We've had a very wet spring so far this year. It has rained every day but one since April 17th, and the last few nights have been torrential in their output. The night before last night took the cake though. The legacy of flooding rain is writ large up and down our stream, from the falls all the way down to the big culvert just below our property line where Talbot creek crosses under Talbot road.
The farm was logged selectively in 2008 by men with big powerful machines who operated in a hurry without regard for the state of affairs when they left. In the gorge on the way back to the waterfall they dropped several large hemlock tops into the waterway. Last year our neighbor Don counseled me to go cut out the biggest and baddest of the lot in case of floods. He said he'd seen some doozies over the years - the Talbots once lost a combine to the creek sometime back in the 40's. His concern was about the little bridge that connects our farmyard (the house is on one side of the creek, the barns on the other). If a log jam tucked itself into our bridge we'd have big problems in a hurry. Thankfully the worst didn't happen. The logs and sticks that washed out of our woods cleared our bridge and lodged themselves downstream at the aforementioned (and shown) culvert.
The log in the middle of the frame has a large hewn notch in its side and came from our woods almost a mile upstream of this spot. One can just see the notch buried in small branches 6 or 8 feet back along the trunk. I know because I chopped that notch a few days ago when we cleared a trail through the logging slash to make the falls more accessible to small children or older folk who don't want to slog through mud. That notched log lay across the stream and I cut the notch to create a step. Now I know I should have saved myself the trouble.
More depressing, for it is irreplaceable, is the soil we lost in this event. Here you can see right outside our kitchen window the stream tore under day-lilies, exposing their roots.
Here we lost a swath of hayfield 4 or 5 feet wide the entire depth of the stream bed along a stretch 75 feet in length.

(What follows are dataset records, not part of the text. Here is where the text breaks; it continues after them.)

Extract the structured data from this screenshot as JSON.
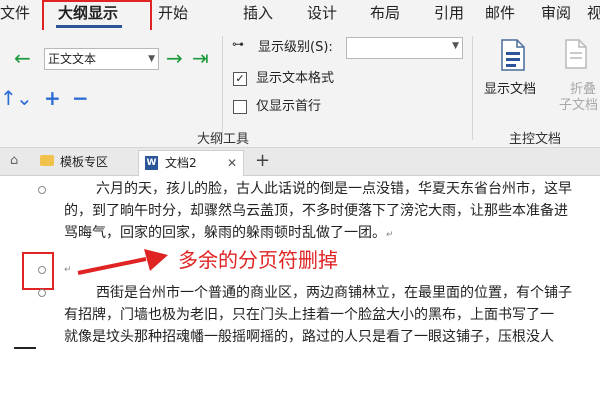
{
  "ribbon_tabs": [
    {
      "label": "文件"
    },
    {
      "label": "大纲显示"
    },
    {
      "label": "开始"
    },
    {
      "label": "插入"
    },
    {
      "label": "设计"
    },
    {
      "label": "布局"
    },
    {
      "label": "引用"
    },
    {
      "label": "邮件"
    },
    {
      "label": "审阅"
    },
    {
      "label": "视"
    }
  ],
  "outline_tools": {
    "level_select_value": "正文文本",
    "show_level_label": "显示级别(S):",
    "show_level_value": "",
    "show_text_format_label": "显示文本格式",
    "show_text_format_checked": "✓",
    "first_line_only_label": "仅显示首行",
    "group_label": "大纲工具"
  },
  "master_document": {
    "show_document_label": "显示文档",
    "collapse_label_line1": "折叠",
    "collapse_label_line2": "子文档",
    "group_label": "主控文档"
  },
  "doc_tabs": [
    {
      "label": "模板专区"
    },
    {
      "label": "文档2"
    }
  ],
  "document": {
    "para1_lines": [
      "六月的天，孩儿的脸，古人此话说的倒是一点没错，华夏天东省台州市，这早",
      "的，到了晌午时分，却骤然乌云盖顶，不多时便落下了滂沱大雨，让那些本准备进",
      "骂晦气，回家的回家，躲雨的躲雨顿时乱做了一团。"
    ],
    "para2_lines": [
      "西街是台州市一个普通的商业区，两边商铺林立，在最里面的位置，有个铺子",
      "有招牌，门墙也极为老旧，只在门头上挂着一个脸盆大小的黑布，上面书写了一",
      "就像是坟头那种招魂幡一般摇啊摇的，路过的人只是看了一眼这铺子，压根没人"
    ],
    "annotation": "多余的分页符删掉"
  },
  "colors": {
    "ribbon_bg": "#f3f3f3",
    "accent": "#2b579a",
    "highlight_red": "#e02424",
    "green_arrow": "#1e9a3c",
    "blue_arrow": "#2b6cd4"
  }
}
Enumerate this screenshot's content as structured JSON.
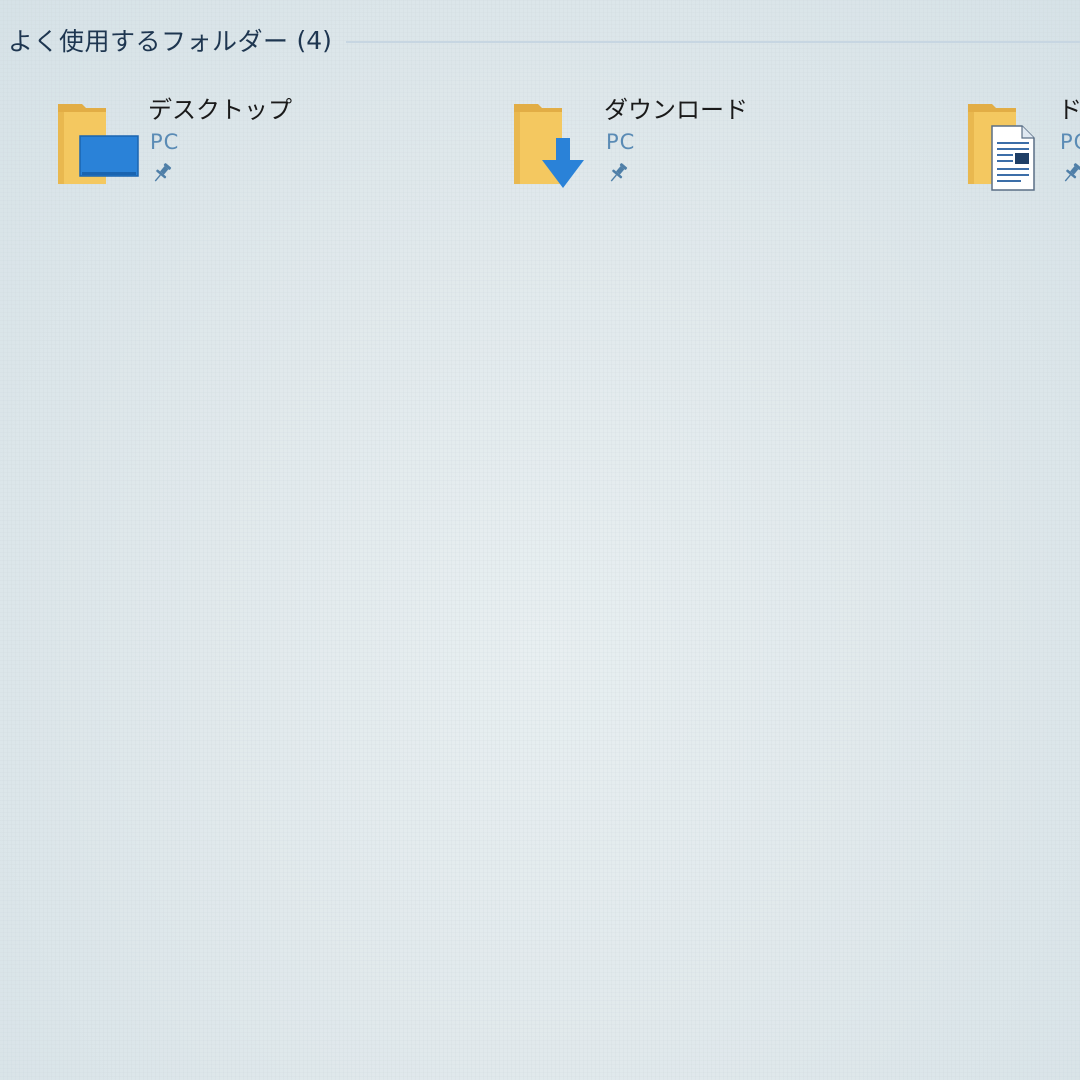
{
  "frequent_folders": {
    "title": "よく使用するフォルダー",
    "count": "(4)",
    "items": [
      {
        "name": "デスクトップ",
        "location": "PC",
        "icon": "desktop-folder-icon",
        "pinned": true
      },
      {
        "name": "ダウンロード",
        "location": "PC",
        "icon": "downloads-folder-icon",
        "pinned": true
      },
      {
        "name": "ド",
        "location": "PC",
        "icon": "documents-folder-icon",
        "pinned": true
      }
    ]
  },
  "colors": {
    "folder_yellow": "#f4c860",
    "accent_blue": "#1e88e5",
    "location_blue": "#5a8bb5"
  }
}
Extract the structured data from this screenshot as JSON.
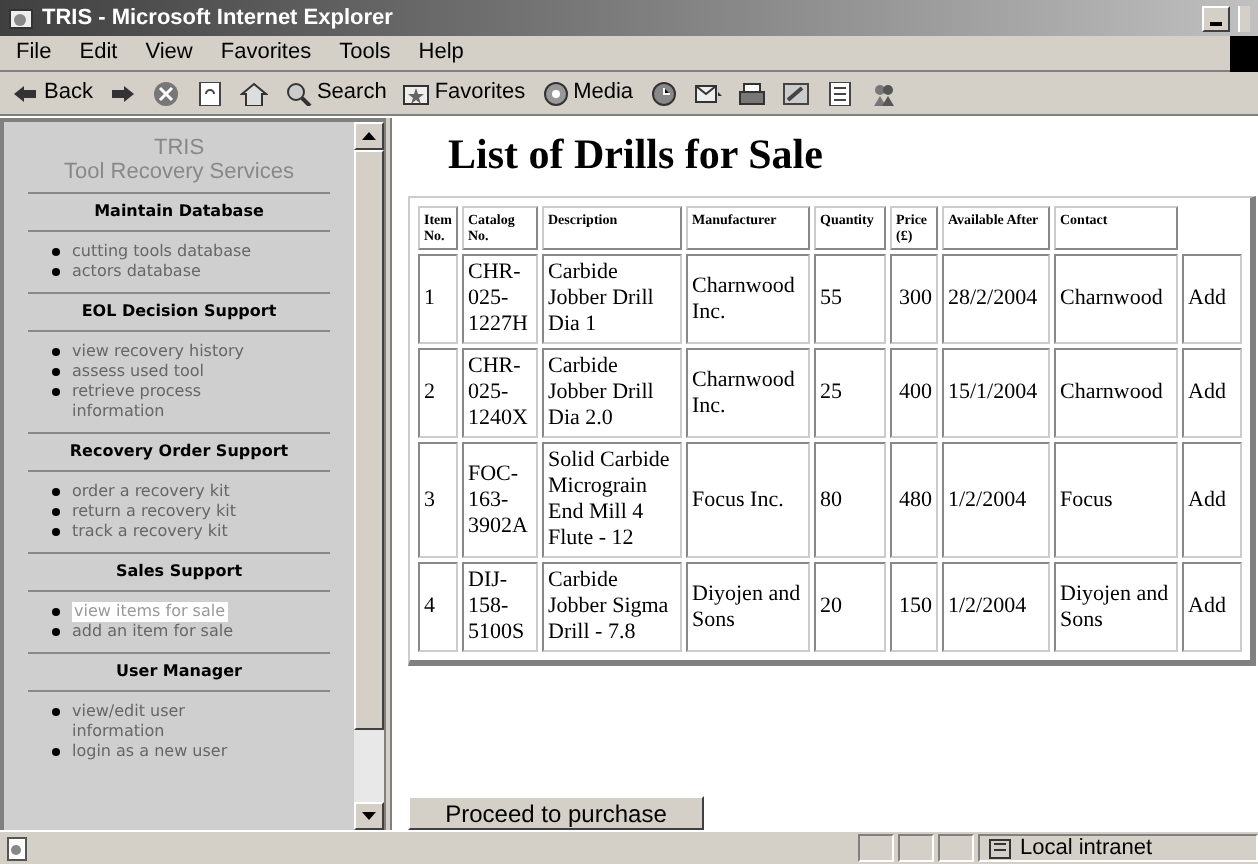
{
  "window": {
    "title": "TRIS - Microsoft Internet Explorer"
  },
  "menu": [
    "File",
    "Edit",
    "View",
    "Favorites",
    "Tools",
    "Help"
  ],
  "toolbar": [
    {
      "kind": "back",
      "label": "Back"
    },
    {
      "kind": "forward"
    },
    {
      "kind": "stop"
    },
    {
      "kind": "refresh"
    },
    {
      "kind": "home"
    },
    {
      "kind": "search",
      "label": "Search"
    },
    {
      "kind": "favorites",
      "label": "Favorites"
    },
    {
      "kind": "media",
      "label": "Media"
    },
    {
      "kind": "history"
    },
    {
      "kind": "mail"
    },
    {
      "kind": "print"
    },
    {
      "kind": "edit"
    },
    {
      "kind": "discuss"
    },
    {
      "kind": "messenger"
    }
  ],
  "sidebar": {
    "title": "TRIS",
    "subtitle": "Tool Recovery Services",
    "sections": [
      {
        "heading": "Maintain Database",
        "items": [
          {
            "label": "cutting tools database",
            "selected": false
          },
          {
            "label": "actors database",
            "selected": false
          }
        ]
      },
      {
        "heading": "EOL Decision Support",
        "items": [
          {
            "label": "view recovery history",
            "selected": false
          },
          {
            "label": "assess used tool",
            "selected": false
          },
          {
            "label": "retrieve process information",
            "selected": false
          }
        ]
      },
      {
        "heading": "Recovery Order Support",
        "items": [
          {
            "label": "order a recovery kit",
            "selected": false
          },
          {
            "label": "return a recovery kit",
            "selected": false
          },
          {
            "label": "track a recovery kit",
            "selected": false
          }
        ]
      },
      {
        "heading": "Sales Support",
        "items": [
          {
            "label": "view items for sale",
            "selected": true
          },
          {
            "label": "add an item for sale",
            "selected": false
          }
        ]
      },
      {
        "heading": "User Manager",
        "items": [
          {
            "label": "view/edit user information",
            "selected": false
          },
          {
            "label": "login as a new user",
            "selected": false
          }
        ]
      }
    ]
  },
  "page": {
    "heading": "List of Drills for Sale"
  },
  "table": {
    "columns": [
      "Item No.",
      "Catalog No.",
      "Description",
      "Manufacturer",
      "Quantity",
      "Price (£)",
      "Available After",
      "Contact"
    ],
    "rows": [
      {
        "cells": [
          "1",
          "CHR-025-1227H",
          "Carbide Jobber Drill Dia 1",
          "Charnwood Inc.",
          "55",
          "300",
          "28/2/2004",
          "Charnwood"
        ],
        "action": "Add"
      },
      {
        "cells": [
          "2",
          "CHR-025-1240X",
          "Carbide Jobber Drill Dia 2.0",
          "Charnwood Inc.",
          "25",
          "400",
          "15/1/2004",
          "Charnwood"
        ],
        "action": "Add"
      },
      {
        "cells": [
          "3",
          "FOC-163-3902A",
          "Solid Carbide Micrograin End Mill 4 Flute - 12",
          "Focus Inc.",
          "80",
          "480",
          "1/2/2004",
          "Focus"
        ],
        "action": "Add"
      },
      {
        "cells": [
          "4",
          "DIJ-158-5100S",
          "Carbide Jobber Sigma Drill - 7.8",
          "Diyojen and Sons",
          "20",
          "150",
          "1/2/2004",
          "Diyojen and Sons"
        ],
        "action": "Add"
      }
    ]
  },
  "button": "Proceed to purchase",
  "status_bar": {
    "zone": "Local intranet"
  }
}
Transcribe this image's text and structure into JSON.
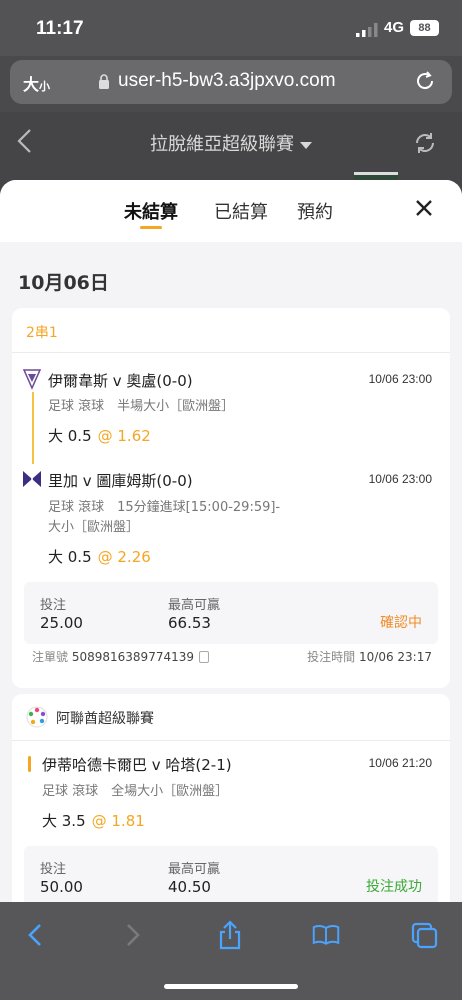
{
  "status_bar": {
    "time": "11:17",
    "network": "4G",
    "battery": "88"
  },
  "browser": {
    "text_size_label": "大",
    "text_size_small": "小",
    "url": "user-h5-bw3.a3jpxvo.com"
  },
  "app_header": {
    "title": "拉脫維亞超級聯賽"
  },
  "tabs": [
    {
      "label": "未結算",
      "active": true
    },
    {
      "label": "已結算",
      "active": false
    },
    {
      "label": "預約",
      "active": false
    }
  ],
  "date": "10月06日",
  "bet1": {
    "type": "2串1",
    "legs": [
      {
        "match": "伊爾韋斯 v 奧盧(0-0)",
        "time": "10/06 23:00",
        "market": "足球 滾球　半場大小［歐洲盤］",
        "selection": "大 0.5",
        "odds": "@ 1.62"
      },
      {
        "match": "里加 v 圖庫姆斯(0-0)",
        "time": "10/06 23:00",
        "market_line1": "足球 滾球　15分鐘進球[15:00-29:59]-",
        "market_line2": "大小［歐洲盤］",
        "selection": "大 0.5",
        "odds": "@ 2.26"
      }
    ],
    "stake_label": "投注",
    "stake": "25.00",
    "max_win_label": "最高可贏",
    "max_win": "66.53",
    "status": "確認中",
    "bet_no_label": "注單號",
    "bet_no": "5089816389774139",
    "bet_time_label": "投注時間",
    "bet_time": "10/06 23:17"
  },
  "bet2": {
    "league": "阿聯酋超級聯賽",
    "match": "伊蒂哈德卡爾巴 v 哈塔(2-1)",
    "time": "10/06 21:20",
    "market": "足球 滾球　全場大小［歐洲盤］",
    "selection": "大 3.5",
    "odds": "@ 1.81",
    "stake_label": "投注",
    "stake": "50.00",
    "max_win_label": "最高可贏",
    "max_win": "40.50",
    "status": "投注成功"
  },
  "colors": {
    "accent": "#f5a623",
    "pending": "#f28c28",
    "success": "#3aaa35"
  }
}
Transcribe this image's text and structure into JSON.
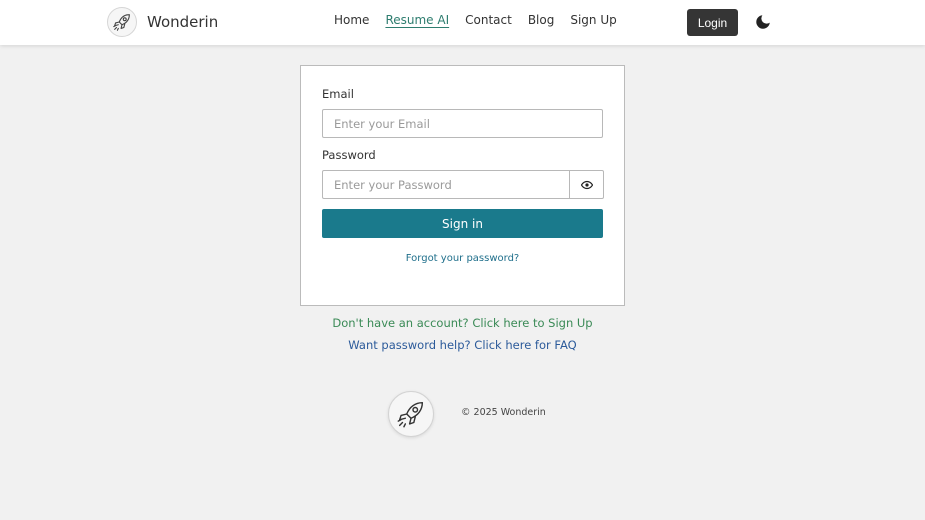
{
  "brand": {
    "name": "Wonderin",
    "logo_icon": "rocket-icon"
  },
  "nav": {
    "links": [
      {
        "label": "Home",
        "active": false
      },
      {
        "label": "Resume AI",
        "active": true
      },
      {
        "label": "Contact",
        "active": false
      },
      {
        "label": "Blog",
        "active": false
      },
      {
        "label": "Sign Up",
        "active": false
      }
    ],
    "login_label": "Login",
    "theme_icon": "moon-icon"
  },
  "form": {
    "email_label": "Email",
    "email_placeholder": "Enter your Email",
    "email_value": "",
    "password_label": "Password",
    "password_placeholder": "Enter your Password",
    "password_value": "",
    "show_password_icon": "eye-icon",
    "signin_label": "Sign in",
    "forgot_label": "Forgot your password?"
  },
  "links": {
    "signup_text": "Don't have an account? Click here to Sign Up",
    "faq_text": "Want password help? Click here for FAQ"
  },
  "footer": {
    "copyright": "© 2025 Wonderin",
    "logo_icon": "rocket-icon"
  },
  "colors": {
    "accent": "#1a7a8c",
    "active_nav": "#2e7d6f",
    "signup_link": "#3a8a56",
    "faq_link": "#2b5a9a",
    "login_button": "#353535"
  }
}
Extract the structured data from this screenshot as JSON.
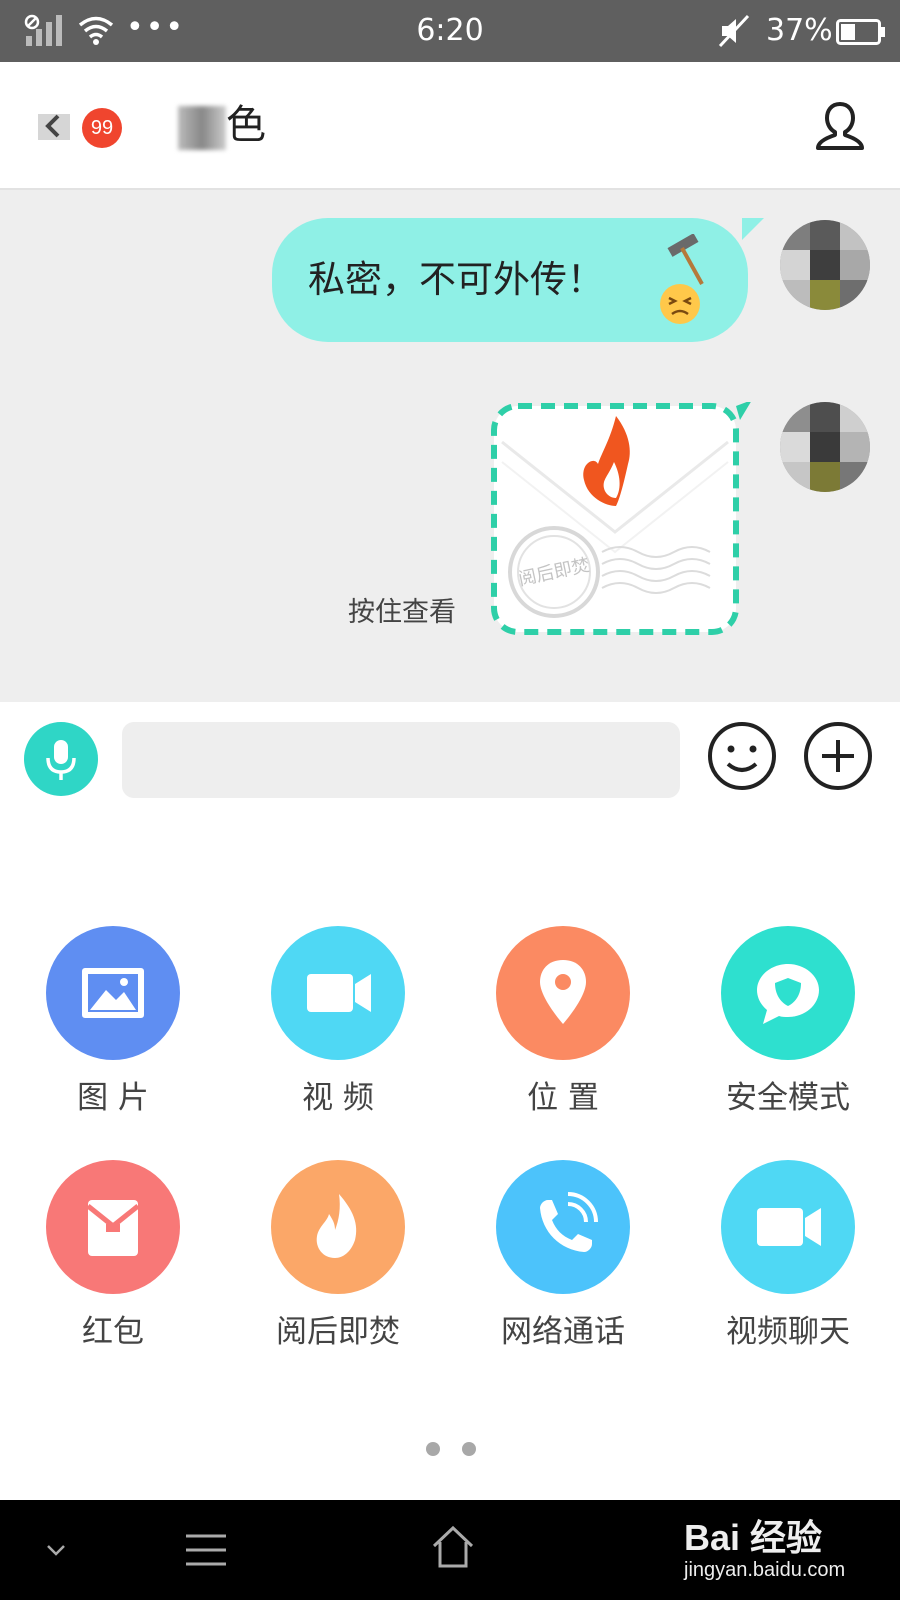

Those are two bad spots, but I've already noted a few others with missing/altered stream banks. So what is the cause? Clearly the rain in such sudden quantities can be implicated. The loggers who left trees in the stream contributed, since the wood jams scraping down the stream, catching and releasing, damages the banks as they flow. The previous generations of farmers who ran cows on the stream helped to channelize its course, making it flow faster. Unable to flood laterally, the only option left for the water is to accelerate, and the faster the flow the greater its erosive power. And stepping even farther back I suspect that the extirpation of the American Beaver from the woodlands of the east during the colonial and early American eras also played a role in carving the little gouge our stream now courses down. If you're curious about the incredible alteration in the hydrological cycle the North American/European fur trade caused, the book Water, by Alice Atwater, dwells on the topic for a few chapters. She opened my eyes to just how different our watersheds looked four or five hundred years ago when there were multiple small earthen dams on almost all small streams and most larger streams too.
This is just one small narrative thread that has come to my mind recently. I've been mentally stuck on the idea of causation and legacy for a few weeks now, perhaps because of all the baling twine, barbed wire, and partially rotten lumber I've been pulling out of compost piles, fields, pastures, and tree lines. I guess becoming a father recently has also put my mind to that particular track since I've found myself wanting to leave my child (children someday?) access to a world better than the one I now inhabit. I love it here, and I have a vision for the long term that is even brighter and more beautiful than the state of the farm right now. I don't think I'll live long enough to see everything I can dream up come to be, but it'll be a fun time heading that direction and with a little luck, a sense of humor, and some work I plan to leave future inhabitants of the farm a legacy to be thankful for, not one to be depressed or saddened by. Since I'm closing on a hopeful note I'll part with an image of a section of stream that proved itself resilient under the onslaught. Here there are willows rooted near the waterline low on the bank. Everywhere scrubby growth like this is established held together well during the flood and barely eroded. We now have plans to propagate willows like these up and down our stream.